If the first 16 races of the season weren't a wash, Burton would be in position to either challenge or lead Bobby Labonte for the Winston Cup Series championship.

''We are very excited about next year,'' Burton said in what's become an annual statement. ''Frank (Stoddard, crew chief) and I are working together better than we ever have. He has matured a great deal as a crew chief.''

The problem is, Burton was saying the same thing a year ago after he dominated the closing stages of the racing season with nine top-10 finishes, including two victories, in the final 11 races. That kind of finish was supposed to ignite the kind of confidence and momentum for a fast start in 2000. But as in seasons past, Burton fell back into his early season funk.

In the first 16 races this year, Burton had one win, six top-fives and nine top-10s. In the past 16 races, he's got three victories, nine top-fives and 13 top-10s. His victory at the Pepsi 400 at Daytona International Speedway on July 1 has jump-started a second-half rally that's earned him more points than any other drivers in the sport.

Burton has earned a series-best 2,445 points since July 1. That's 40 more than Labonte, who needs to finish 30th or better in each of the final two races to win his first championship.

The reason why Burton is third in the title chase and mathematically eliminated from the championship race is an effort that earned him only 2,134 points in the first 16 races. The difference between his first 16 races and his last 16 races is a staggering 311 points.

So what went wrong?

Labonte has finished every race this year; Burton has failed to finish twice. Labonte also has played the system well, making consistency the mandate of his championship effort. In the first 16 races, Labonte earned 2,400 points. In the past 16 races, Labonte has earned 2,405 points.
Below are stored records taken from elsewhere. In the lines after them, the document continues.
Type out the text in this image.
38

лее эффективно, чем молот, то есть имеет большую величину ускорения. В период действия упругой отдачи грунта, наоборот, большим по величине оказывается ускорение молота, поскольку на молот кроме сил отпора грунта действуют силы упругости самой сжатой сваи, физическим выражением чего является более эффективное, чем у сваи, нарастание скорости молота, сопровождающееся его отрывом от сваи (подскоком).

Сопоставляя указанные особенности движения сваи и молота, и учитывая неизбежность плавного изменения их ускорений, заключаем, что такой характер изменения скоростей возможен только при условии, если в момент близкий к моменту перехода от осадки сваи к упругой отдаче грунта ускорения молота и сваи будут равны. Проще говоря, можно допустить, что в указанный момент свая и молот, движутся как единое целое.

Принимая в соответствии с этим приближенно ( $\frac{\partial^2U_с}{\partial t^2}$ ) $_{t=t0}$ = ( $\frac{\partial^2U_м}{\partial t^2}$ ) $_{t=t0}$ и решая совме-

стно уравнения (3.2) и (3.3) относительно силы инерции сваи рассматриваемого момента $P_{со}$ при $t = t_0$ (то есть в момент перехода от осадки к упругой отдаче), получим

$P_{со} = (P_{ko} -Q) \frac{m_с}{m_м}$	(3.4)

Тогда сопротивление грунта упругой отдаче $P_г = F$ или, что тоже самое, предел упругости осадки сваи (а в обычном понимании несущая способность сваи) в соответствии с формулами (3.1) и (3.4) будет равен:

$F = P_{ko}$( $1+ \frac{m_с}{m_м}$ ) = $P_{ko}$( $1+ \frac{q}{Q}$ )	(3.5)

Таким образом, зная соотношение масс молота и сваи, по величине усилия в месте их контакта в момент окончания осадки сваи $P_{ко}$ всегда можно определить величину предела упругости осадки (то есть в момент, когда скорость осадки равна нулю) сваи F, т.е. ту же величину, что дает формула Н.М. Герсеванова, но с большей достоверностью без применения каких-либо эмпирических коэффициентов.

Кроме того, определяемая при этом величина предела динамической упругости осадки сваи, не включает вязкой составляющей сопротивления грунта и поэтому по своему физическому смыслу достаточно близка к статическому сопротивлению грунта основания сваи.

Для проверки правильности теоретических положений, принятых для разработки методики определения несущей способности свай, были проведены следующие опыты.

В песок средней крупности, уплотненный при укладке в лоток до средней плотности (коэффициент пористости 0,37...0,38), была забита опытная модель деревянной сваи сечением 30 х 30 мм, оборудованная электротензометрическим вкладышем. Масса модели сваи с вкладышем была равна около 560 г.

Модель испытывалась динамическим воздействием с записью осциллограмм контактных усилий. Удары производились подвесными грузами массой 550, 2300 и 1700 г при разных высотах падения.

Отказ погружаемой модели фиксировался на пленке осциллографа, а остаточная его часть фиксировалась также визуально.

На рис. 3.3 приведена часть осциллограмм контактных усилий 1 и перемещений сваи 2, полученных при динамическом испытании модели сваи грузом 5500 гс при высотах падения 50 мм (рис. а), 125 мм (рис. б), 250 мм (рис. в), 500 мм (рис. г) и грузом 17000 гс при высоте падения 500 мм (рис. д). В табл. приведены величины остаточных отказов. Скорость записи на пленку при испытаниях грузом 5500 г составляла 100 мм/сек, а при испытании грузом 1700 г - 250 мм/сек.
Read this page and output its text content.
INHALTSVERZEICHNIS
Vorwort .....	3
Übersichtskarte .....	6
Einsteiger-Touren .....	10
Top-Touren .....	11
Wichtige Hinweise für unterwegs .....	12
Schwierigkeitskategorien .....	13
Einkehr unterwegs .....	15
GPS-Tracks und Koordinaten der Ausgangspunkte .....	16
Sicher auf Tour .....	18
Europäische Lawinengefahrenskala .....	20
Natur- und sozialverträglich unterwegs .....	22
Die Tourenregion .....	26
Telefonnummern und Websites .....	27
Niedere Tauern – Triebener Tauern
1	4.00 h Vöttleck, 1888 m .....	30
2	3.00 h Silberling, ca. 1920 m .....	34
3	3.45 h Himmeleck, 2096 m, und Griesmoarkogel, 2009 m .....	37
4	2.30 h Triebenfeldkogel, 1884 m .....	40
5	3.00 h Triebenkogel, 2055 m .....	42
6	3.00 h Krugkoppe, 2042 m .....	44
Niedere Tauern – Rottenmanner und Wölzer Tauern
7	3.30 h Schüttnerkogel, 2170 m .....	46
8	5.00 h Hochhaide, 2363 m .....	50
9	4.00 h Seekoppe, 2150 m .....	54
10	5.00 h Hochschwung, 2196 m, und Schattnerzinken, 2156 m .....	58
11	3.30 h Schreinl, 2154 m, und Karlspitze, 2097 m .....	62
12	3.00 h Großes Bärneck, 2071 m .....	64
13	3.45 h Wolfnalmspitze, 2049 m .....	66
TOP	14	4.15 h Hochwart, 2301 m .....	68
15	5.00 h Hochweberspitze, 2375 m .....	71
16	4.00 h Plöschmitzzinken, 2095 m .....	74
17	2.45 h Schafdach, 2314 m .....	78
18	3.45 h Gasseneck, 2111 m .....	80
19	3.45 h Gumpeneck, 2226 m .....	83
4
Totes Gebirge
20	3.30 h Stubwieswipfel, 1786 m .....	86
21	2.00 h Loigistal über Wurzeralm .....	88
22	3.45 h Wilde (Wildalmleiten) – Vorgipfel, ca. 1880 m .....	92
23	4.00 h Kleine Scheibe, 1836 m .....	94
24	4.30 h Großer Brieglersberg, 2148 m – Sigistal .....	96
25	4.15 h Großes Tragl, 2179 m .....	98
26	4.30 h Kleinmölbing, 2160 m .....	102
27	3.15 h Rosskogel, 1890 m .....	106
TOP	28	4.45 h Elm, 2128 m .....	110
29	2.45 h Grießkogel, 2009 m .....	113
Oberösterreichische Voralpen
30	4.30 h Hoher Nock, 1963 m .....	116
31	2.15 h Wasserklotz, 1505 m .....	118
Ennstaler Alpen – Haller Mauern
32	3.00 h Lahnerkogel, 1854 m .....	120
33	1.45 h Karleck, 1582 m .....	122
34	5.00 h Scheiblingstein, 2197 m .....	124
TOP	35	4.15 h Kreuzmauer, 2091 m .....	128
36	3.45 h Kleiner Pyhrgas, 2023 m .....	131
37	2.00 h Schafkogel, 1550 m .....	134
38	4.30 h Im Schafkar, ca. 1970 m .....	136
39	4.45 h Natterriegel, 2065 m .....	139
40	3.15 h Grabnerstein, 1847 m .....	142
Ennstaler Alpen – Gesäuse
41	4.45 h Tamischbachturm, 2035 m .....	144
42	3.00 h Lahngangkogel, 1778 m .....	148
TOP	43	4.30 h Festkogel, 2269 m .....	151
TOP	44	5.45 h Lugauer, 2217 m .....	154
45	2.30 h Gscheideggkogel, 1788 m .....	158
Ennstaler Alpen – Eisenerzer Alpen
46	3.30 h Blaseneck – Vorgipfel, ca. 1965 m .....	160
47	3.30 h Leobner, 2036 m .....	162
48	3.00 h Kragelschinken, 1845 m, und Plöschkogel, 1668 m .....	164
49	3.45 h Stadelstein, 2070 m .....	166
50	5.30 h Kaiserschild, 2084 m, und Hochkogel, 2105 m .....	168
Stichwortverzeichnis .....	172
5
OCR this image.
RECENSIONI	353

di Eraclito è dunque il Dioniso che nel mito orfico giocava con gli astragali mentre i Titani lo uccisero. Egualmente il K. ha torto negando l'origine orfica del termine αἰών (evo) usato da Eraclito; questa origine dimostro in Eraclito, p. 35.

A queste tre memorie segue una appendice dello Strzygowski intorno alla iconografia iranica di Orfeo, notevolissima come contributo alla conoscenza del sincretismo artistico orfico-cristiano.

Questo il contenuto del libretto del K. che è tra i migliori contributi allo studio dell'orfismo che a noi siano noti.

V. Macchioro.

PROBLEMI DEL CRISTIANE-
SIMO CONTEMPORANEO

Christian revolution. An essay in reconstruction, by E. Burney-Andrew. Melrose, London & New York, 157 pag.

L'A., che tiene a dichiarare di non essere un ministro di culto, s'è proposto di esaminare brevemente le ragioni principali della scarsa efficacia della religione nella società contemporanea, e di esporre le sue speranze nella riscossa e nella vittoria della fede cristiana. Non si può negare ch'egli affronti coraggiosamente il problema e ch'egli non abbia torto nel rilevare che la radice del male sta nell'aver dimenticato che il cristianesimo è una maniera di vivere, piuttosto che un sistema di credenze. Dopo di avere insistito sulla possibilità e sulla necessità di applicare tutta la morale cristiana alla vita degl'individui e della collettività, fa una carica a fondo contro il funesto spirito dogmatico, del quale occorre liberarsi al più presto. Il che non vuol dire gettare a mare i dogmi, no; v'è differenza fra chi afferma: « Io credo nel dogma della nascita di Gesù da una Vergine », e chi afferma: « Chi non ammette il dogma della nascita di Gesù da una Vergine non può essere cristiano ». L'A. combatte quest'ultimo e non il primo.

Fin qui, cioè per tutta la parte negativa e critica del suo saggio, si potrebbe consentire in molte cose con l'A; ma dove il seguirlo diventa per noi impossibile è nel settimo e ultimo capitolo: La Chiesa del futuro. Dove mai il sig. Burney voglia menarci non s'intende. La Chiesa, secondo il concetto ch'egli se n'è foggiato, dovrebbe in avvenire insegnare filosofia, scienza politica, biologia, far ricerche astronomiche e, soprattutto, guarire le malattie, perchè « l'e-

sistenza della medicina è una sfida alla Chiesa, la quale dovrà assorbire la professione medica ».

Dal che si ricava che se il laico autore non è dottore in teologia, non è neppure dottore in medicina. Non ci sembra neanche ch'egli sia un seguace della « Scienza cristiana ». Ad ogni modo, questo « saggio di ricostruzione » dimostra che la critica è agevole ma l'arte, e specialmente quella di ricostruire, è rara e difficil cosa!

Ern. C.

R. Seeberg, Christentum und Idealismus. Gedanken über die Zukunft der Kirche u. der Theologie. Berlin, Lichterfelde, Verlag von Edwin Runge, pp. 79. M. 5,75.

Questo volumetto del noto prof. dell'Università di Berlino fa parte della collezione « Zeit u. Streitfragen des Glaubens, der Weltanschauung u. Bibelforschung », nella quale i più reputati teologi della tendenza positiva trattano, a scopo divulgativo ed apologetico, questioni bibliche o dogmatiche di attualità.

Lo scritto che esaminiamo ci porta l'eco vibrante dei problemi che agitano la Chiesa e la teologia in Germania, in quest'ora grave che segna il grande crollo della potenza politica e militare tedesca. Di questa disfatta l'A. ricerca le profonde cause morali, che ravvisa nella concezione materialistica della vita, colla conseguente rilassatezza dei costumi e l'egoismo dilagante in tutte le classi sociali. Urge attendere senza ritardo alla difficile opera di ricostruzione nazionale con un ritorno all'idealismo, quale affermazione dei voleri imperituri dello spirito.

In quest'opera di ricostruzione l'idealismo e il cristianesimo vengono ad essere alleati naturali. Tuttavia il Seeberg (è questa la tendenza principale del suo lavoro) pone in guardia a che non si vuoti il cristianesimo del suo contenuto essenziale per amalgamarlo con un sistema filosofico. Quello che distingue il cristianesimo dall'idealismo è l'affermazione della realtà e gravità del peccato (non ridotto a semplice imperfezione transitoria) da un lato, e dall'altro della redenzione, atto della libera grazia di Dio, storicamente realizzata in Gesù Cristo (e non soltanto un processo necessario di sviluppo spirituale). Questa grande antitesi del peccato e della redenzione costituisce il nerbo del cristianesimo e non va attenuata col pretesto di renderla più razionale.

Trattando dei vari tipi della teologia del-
Burton clearly has all the ingredients to be a champion. He's a good driver with a knack to adapt to different racing conditions. His victories this year came at the 112-mile Las Vegas Motor Speedway, the 212-mile Daytona International Speedway, the 1.058-mile New Hampshire International Speedway and the 1-mile speedway at Phoenix. He's got a good race car, a talented crew chief and a car owner, Jack Roush, with limitless resources.

But if Jeff Burton doesn't get out of the starting blocks quicker in 2001, another late-season charge will be impressive, but not nearly enough. Again.